Fast‐forwarding to the present day, banked unrelated donor cord blood is a routine source of donor cells for patients lacking a matched related or unrelated adult donor. Nearly 800,000 unrelated units are banked in public banks, and more than 5 million samples are stored in private banks. In 1998, Duke established the Carolinas Cord Blood Bank under the COBLT program, and today it is one of the largest banks in the U.S. Today, banked unrelated donor cord blood is the only hematopoietic stem cell source to be regulated by the U.S. Food and Drug Administration, and to date, seven public cord blood banks in the U.S. have been granted Biologic License Applications.
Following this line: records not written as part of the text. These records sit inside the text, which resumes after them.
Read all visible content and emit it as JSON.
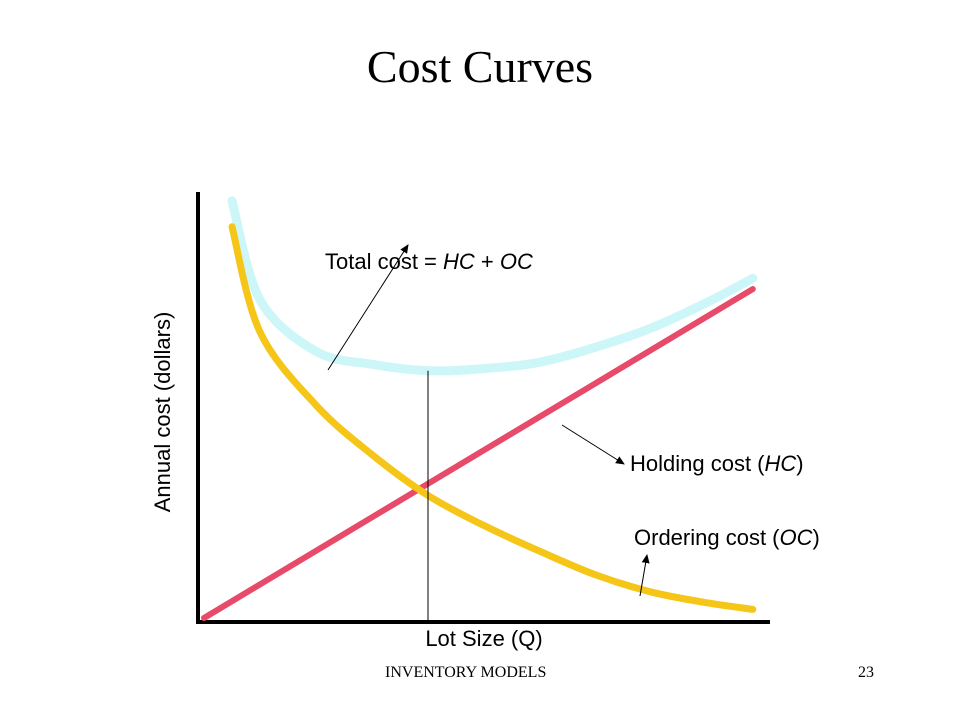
{
  "slide": {
    "title": "Cost Curves",
    "footer_left": "INVENTORY MODELS",
    "page_number": "23"
  },
  "chart_data": {
    "type": "line",
    "title": "",
    "xlabel": "Lot Size (Q)",
    "ylabel": "Annual cost (dollars)",
    "grid": false,
    "series": [
      {
        "name": "Total cost = HC + OC",
        "color": "#ccf6f8",
        "points": [
          [
            0.5,
            1.94
          ],
          [
            1,
            1.48
          ],
          [
            2,
            1.24
          ],
          [
            3,
            1.18
          ],
          [
            4,
            1.15
          ],
          [
            5,
            1.16
          ],
          [
            6,
            1.19
          ],
          [
            7,
            1.26
          ],
          [
            8,
            1.35
          ],
          [
            9,
            1.47
          ],
          [
            9.8,
            1.58
          ]
        ]
      },
      {
        "name": "Holding cost (HC)",
        "color": "#e84a6a",
        "points": [
          [
            0,
            0
          ],
          [
            9.8,
            1.53
          ]
        ]
      },
      {
        "name": "Ordering cost (OC)",
        "color": "#f5c518",
        "points": [
          [
            0.5,
            1.82
          ],
          [
            1,
            1.33
          ],
          [
            2,
            0.99
          ],
          [
            3,
            0.76
          ],
          [
            4,
            0.57
          ],
          [
            5,
            0.43
          ],
          [
            6,
            0.31
          ],
          [
            7,
            0.2
          ],
          [
            8,
            0.12
          ],
          [
            9,
            0.07
          ],
          [
            9.8,
            0.04
          ]
        ]
      }
    ],
    "annotations": [
      {
        "text_parts": [
          "Total cost = ",
          "HC",
          " + ",
          "OC"
        ],
        "target": "Total cost"
      },
      {
        "text_parts": [
          "Holding cost (",
          "HC",
          ")"
        ],
        "target": "Holding cost"
      },
      {
        "text_parts": [
          "Ordering cost (",
          "OC",
          ")"
        ],
        "target": "Ordering cost"
      }
    ],
    "optimal_q": 4,
    "xlim": [
      0,
      10
    ],
    "ylim": [
      0,
      2
    ]
  }
}
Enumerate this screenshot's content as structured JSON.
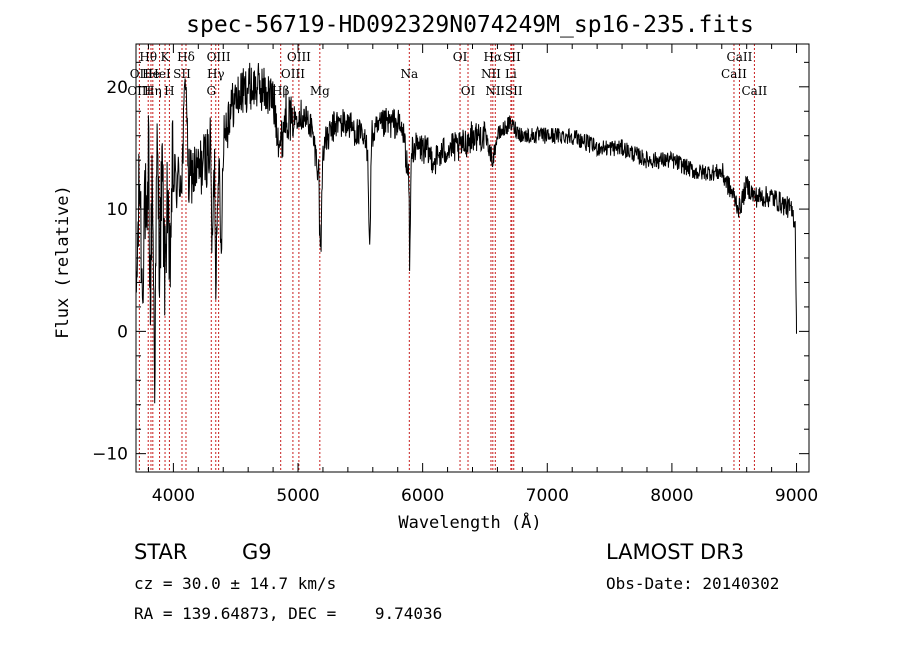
{
  "chart_data": {
    "type": "line",
    "title": "spec-56719-HD092329N074249M_sp16-235.fits",
    "xlabel": "Wavelength (Å)",
    "ylabel": "Flux (relative)",
    "xlim": [
      3700,
      9100
    ],
    "ylim": [
      -11.5,
      23.5
    ],
    "xticks": [
      4000,
      5000,
      6000,
      7000,
      8000,
      9000
    ],
    "yticks": [
      -10,
      0,
      10,
      20
    ],
    "series": [
      {
        "name": "spectrum",
        "anchors": [
          [
            3700,
            2
          ],
          [
            3730,
            13
          ],
          [
            3750,
            3
          ],
          [
            3770,
            12
          ],
          [
            3790,
            5
          ],
          [
            3800,
            16
          ],
          [
            3815,
            1
          ],
          [
            3830,
            14
          ],
          [
            3850,
            -3
          ],
          [
            3870,
            15
          ],
          [
            3890,
            6
          ],
          [
            3910,
            13
          ],
          [
            3933,
            4
          ],
          [
            3950,
            12
          ],
          [
            3968,
            3
          ],
          [
            3990,
            13
          ],
          [
            4030,
            12
          ],
          [
            4070,
            13
          ],
          [
            4101,
            22
          ],
          [
            4120,
            12
          ],
          [
            4150,
            13
          ],
          [
            4200,
            13
          ],
          [
            4250,
            14
          ],
          [
            4300,
            15
          ],
          [
            4310,
            6
          ],
          [
            4330,
            14
          ],
          [
            4340,
            4
          ],
          [
            4360,
            15
          ],
          [
            4383,
            6
          ],
          [
            4400,
            16
          ],
          [
            4450,
            18
          ],
          [
            4500,
            19
          ],
          [
            4600,
            20
          ],
          [
            4700,
            20
          ],
          [
            4800,
            19
          ],
          [
            4861,
            15
          ],
          [
            4900,
            18
          ],
          [
            4960,
            17
          ],
          [
            5000,
            18
          ],
          [
            5100,
            17
          ],
          [
            5167,
            13
          ],
          [
            5173,
            8
          ],
          [
            5184,
            7
          ],
          [
            5200,
            15
          ],
          [
            5300,
            17
          ],
          [
            5400,
            17
          ],
          [
            5500,
            16
          ],
          [
            5560,
            15
          ],
          [
            5575,
            6
          ],
          [
            5590,
            16
          ],
          [
            5700,
            17
          ],
          [
            5800,
            17
          ],
          [
            5850,
            16
          ],
          [
            5890,
            12
          ],
          [
            5896,
            5
          ],
          [
            5910,
            15
          ],
          [
            6000,
            15
          ],
          [
            6100,
            14
          ],
          [
            6200,
            15
          ],
          [
            6300,
            15
          ],
          [
            6400,
            16
          ],
          [
            6500,
            16
          ],
          [
            6563,
            14
          ],
          [
            6600,
            16
          ],
          [
            6700,
            17
          ],
          [
            6800,
            16
          ],
          [
            7000,
            16
          ],
          [
            7200,
            16
          ],
          [
            7400,
            15
          ],
          [
            7600,
            15
          ],
          [
            7800,
            14
          ],
          [
            8000,
            14
          ],
          [
            8200,
            13
          ],
          [
            8400,
            13
          ],
          [
            8498,
            11
          ],
          [
            8542,
            10
          ],
          [
            8600,
            12
          ],
          [
            8662,
            11
          ],
          [
            8800,
            11
          ],
          [
            8950,
            10
          ],
          [
            8990,
            9
          ],
          [
            9000,
            0
          ]
        ]
      }
    ],
    "spectral_lines": [
      {
        "label": "Hθ",
        "wl": 3798,
        "row": 0
      },
      {
        "label": "OII",
        "wl": 3727,
        "row": 1
      },
      {
        "label": "OIII",
        "wl": 3727,
        "row": 2
      },
      {
        "label": "He",
        "wl": 3820,
        "row": 1
      },
      {
        "label": "Hη",
        "wl": 3835,
        "row": 2
      },
      {
        "label": "K",
        "wl": 3933,
        "row": 0
      },
      {
        "label": "HeI",
        "wl": 3889,
        "row": 1
      },
      {
        "label": "H",
        "wl": 3968,
        "row": 2
      },
      {
        "label": "Hδ",
        "wl": 4101,
        "row": 0
      },
      {
        "label": "SII",
        "wl": 4069,
        "row": 1
      },
      {
        "label": "OIII",
        "wl": 4363,
        "row": 0
      },
      {
        "label": "Hγ",
        "wl": 4340,
        "row": 1
      },
      {
        "label": "G",
        "wl": 4304,
        "row": 2
      },
      {
        "label": "Hβ",
        "wl": 4861,
        "row": 2
      },
      {
        "label": "OIII",
        "wl": 5007,
        "row": 0
      },
      {
        "label": "OIII",
        "wl": 4959,
        "row": 1
      },
      {
        "label": "Mg",
        "wl": 5175,
        "row": 2
      },
      {
        "label": "Na",
        "wl": 5893,
        "row": 1
      },
      {
        "label": "OI",
        "wl": 6300,
        "row": 0
      },
      {
        "label": "OI",
        "wl": 6364,
        "row": 2
      },
      {
        "label": "Hα",
        "wl": 6563,
        "row": 0
      },
      {
        "label": "NII",
        "wl": 6548,
        "row": 1
      },
      {
        "label": "NII",
        "wl": 6583,
        "row": 2
      },
      {
        "label": "SII",
        "wl": 6716,
        "row": 0
      },
      {
        "label": "Li",
        "wl": 6708,
        "row": 1
      },
      {
        "label": "SII",
        "wl": 6731,
        "row": 2
      },
      {
        "label": "CaII",
        "wl": 8542,
        "row": 0
      },
      {
        "label": "CaII",
        "wl": 8498,
        "row": 1
      },
      {
        "label": "CaII",
        "wl": 8662,
        "row": 2
      }
    ]
  },
  "info": {
    "object_class": "STAR",
    "subclass": "G9",
    "survey": "LAMOST DR3",
    "cz_line": "cz = 30.0 ± 14.7 km/s",
    "obs_date_line": "Obs-Date: 20140302",
    "coords_line": "RA = 139.64873, DEC =    9.74036"
  }
}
In addition to the use of banked unrelated donor cord blood as a source of donor cells for HSCT, cord blood is now emerging as a promising new cell therapy. Cord blood is not just a “bag of blood stem cells,” and newer therapies are leveraging the activities of monocytes and other cells in the mix. To this end, we have manufactured a macrophage/microglial‐like cell from cord blood to utilize as an adjunctive intrathecal therapy in children with inherited leukodystrophies undergoing HSCT 16. This cell promotes remyelination of the brain in animal models and may arrest disease progression more rapidly in these patients 17. In addition, the safety of autologous cord blood infusions in children with cerebral palsy and other acquired brain injuries, without preparative chemotherapy or immunotherapy, was demonstrated by me and one of my junior colleagues at Duke in 2010 18. Subsequently, we are testing cord blood as a cell therapy working through paracrine signaling, which promote endogenous cellular repair in patients with hypoxic ischemic encephalopathy 19, adult stroke, and as shown in the paper published in the inaugural cord blood section of this journal, autism . While results are preliminary, they create hope for cord blood‐derived cellular therapies as novel treatments for diseases that cause life‐long disabilities and currently have no curative options.
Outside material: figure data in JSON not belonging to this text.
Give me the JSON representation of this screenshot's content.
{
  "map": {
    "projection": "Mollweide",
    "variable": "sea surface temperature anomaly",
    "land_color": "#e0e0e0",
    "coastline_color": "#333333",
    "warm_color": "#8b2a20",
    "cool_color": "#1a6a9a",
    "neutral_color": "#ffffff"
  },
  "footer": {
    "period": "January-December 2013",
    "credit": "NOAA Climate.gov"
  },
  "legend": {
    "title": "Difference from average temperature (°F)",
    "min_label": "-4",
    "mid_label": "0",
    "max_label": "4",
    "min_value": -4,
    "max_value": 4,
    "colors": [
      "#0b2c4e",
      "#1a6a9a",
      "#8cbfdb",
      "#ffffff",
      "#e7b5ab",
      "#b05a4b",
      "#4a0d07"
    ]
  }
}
In my opinion, cord blood is 18 years young and still has a long developmental pathway ahead. It is remarkable that a routinely discarded substance can save lives. While the potential of cord blood in HSCT is largely realized, it will continue to expand access to donors for patients of minority ancestries who need donors for HSCT for malignant and nonmalignant diseases, such as sickle cell anemia. More excitingly, I predict that the use of cord blood cells, in both autologous and allogeneic settings, as cellular therapies in the emerging field of regenerative medicine, currently in its infancy, will emerge as one of the major great advances in novel therapeutics in medicine over the next decade.